O capitão que muitos diziam estar acabado.

O avançado que alguns queriam ver no banco.

O jogador que, mais uma vez, transformou pressão em história.

Nas redes sociais, os fãs de CR7 celebraram a publicação de Elma como uma resposta perfeita aos críticos. Muitos repetiram a pergunta: “Onde estão agora?”

Outros lembraram que Ronaldo já foi dado como acabado várias vezes e sempre encontrou forma de voltar.

Para os seus defensores, o jogo contra o Uzbequistão provou que a lenda ainda não terminou. Pode já não ser o mesmo jogador explosivo de anos anteriores, mas continua a ter algo que poucos possuem: instinto, fome e capacidade de aparecer nos momentos em que todos estão a olhar.

Claro que o debate não desaparece completamente.

Ronaldo continuará a ser analisado a cada jogo.

Cada exibição menos conseguida voltará a abrir discussões sobre a sua titularidade. Cada minuto em campo será comparado com o rendimento de jogadores mais jovens. Cada decisão de Roberto Martínez será observada com lupa.

Mas, pelo menos por agora, Cristiano Ronaldo voltou a ganhar a narrativa.

Marcou.

Fez história.

Respondeu aos críticos.

E levou a própria família a entrar no debate com uma mensagem direta, dura e emocional.

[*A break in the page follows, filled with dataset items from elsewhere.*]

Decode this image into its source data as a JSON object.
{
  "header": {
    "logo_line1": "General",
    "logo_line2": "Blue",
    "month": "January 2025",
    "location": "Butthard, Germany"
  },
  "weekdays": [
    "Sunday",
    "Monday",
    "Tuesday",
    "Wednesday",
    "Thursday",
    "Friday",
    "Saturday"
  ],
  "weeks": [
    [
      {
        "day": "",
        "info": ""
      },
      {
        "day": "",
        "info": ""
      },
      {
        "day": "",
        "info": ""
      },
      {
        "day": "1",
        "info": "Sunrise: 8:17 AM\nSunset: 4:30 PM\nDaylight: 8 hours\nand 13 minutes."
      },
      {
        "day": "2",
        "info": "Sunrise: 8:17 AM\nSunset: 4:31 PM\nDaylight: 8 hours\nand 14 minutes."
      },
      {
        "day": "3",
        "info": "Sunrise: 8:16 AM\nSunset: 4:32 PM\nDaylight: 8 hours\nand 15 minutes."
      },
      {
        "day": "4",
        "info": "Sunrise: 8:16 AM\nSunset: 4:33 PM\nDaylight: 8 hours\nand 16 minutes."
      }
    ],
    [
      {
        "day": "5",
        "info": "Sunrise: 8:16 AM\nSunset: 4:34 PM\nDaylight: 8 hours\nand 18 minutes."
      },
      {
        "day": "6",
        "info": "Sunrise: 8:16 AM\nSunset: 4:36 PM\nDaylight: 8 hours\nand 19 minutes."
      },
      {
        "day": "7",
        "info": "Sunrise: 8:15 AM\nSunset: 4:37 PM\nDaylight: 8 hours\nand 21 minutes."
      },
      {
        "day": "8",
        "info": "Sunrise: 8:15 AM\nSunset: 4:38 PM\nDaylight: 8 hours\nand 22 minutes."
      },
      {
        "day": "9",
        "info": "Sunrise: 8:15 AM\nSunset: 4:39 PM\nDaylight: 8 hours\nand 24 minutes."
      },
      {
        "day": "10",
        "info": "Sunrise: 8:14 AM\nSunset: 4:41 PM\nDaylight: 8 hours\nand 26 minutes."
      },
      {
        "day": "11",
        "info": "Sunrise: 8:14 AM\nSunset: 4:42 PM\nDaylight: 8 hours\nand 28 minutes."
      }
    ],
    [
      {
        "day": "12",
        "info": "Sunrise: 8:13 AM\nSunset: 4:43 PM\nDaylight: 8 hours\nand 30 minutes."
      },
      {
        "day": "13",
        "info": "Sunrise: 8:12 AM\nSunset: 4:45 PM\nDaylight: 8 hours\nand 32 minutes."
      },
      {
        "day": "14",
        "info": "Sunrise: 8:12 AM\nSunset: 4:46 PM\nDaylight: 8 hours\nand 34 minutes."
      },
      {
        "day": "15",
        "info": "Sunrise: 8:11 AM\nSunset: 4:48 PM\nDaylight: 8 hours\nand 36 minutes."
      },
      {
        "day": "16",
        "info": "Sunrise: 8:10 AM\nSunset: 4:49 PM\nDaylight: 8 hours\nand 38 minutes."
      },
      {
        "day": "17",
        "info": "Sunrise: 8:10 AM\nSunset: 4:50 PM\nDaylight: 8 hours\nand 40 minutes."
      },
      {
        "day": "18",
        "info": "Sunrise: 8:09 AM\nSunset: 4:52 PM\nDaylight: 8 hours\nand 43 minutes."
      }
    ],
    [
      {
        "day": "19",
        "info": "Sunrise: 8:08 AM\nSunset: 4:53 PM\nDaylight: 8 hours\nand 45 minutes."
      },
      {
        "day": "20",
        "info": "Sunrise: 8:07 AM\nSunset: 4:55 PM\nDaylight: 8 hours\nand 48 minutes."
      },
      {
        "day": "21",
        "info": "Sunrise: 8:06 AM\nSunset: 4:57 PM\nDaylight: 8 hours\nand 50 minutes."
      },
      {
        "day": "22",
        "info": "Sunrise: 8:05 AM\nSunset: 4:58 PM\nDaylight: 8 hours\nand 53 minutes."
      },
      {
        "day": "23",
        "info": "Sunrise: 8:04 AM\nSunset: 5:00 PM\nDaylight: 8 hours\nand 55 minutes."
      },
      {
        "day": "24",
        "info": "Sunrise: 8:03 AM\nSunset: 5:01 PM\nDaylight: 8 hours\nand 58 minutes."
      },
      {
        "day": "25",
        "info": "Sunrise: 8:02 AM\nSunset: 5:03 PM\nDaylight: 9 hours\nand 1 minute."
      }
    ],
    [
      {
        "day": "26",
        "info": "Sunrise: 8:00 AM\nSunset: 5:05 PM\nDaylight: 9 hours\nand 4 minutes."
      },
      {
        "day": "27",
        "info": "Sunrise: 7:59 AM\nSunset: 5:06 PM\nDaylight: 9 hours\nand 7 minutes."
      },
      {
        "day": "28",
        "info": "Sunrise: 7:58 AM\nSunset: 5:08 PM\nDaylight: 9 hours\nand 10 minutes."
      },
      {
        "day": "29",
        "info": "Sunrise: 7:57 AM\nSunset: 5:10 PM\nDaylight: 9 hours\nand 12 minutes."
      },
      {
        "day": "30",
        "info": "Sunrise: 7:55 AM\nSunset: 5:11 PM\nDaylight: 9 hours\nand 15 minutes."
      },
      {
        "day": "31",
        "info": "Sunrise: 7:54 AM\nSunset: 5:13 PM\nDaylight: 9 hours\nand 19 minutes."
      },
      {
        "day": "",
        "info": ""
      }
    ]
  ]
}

A pergunta de Elma Aveiro pode até ser simples, mas resume o sentimento de milhões de fãs:

quando Ronaldo falha, todos aparecem para criticar.

Quando Ronaldo responde com golos e recordes, muitos desaparecem.

E talvez seja isso que torne Cristiano tão diferente.

Aos 41 anos, ainda não joga apenas contra os adversários.

Joga contra o tempo.

Contra a dúvida.

Contra a crítica.

Contra a pressa de muitos em ver o fim de uma era.

Mas depois de mais uma noite histórica com a camisola de Portugal, uma coisa ficou clara:

Cristiano Ronaldo ainda não acabou.

E quem quiser escrever o seu final terá de esperar um pouco mais.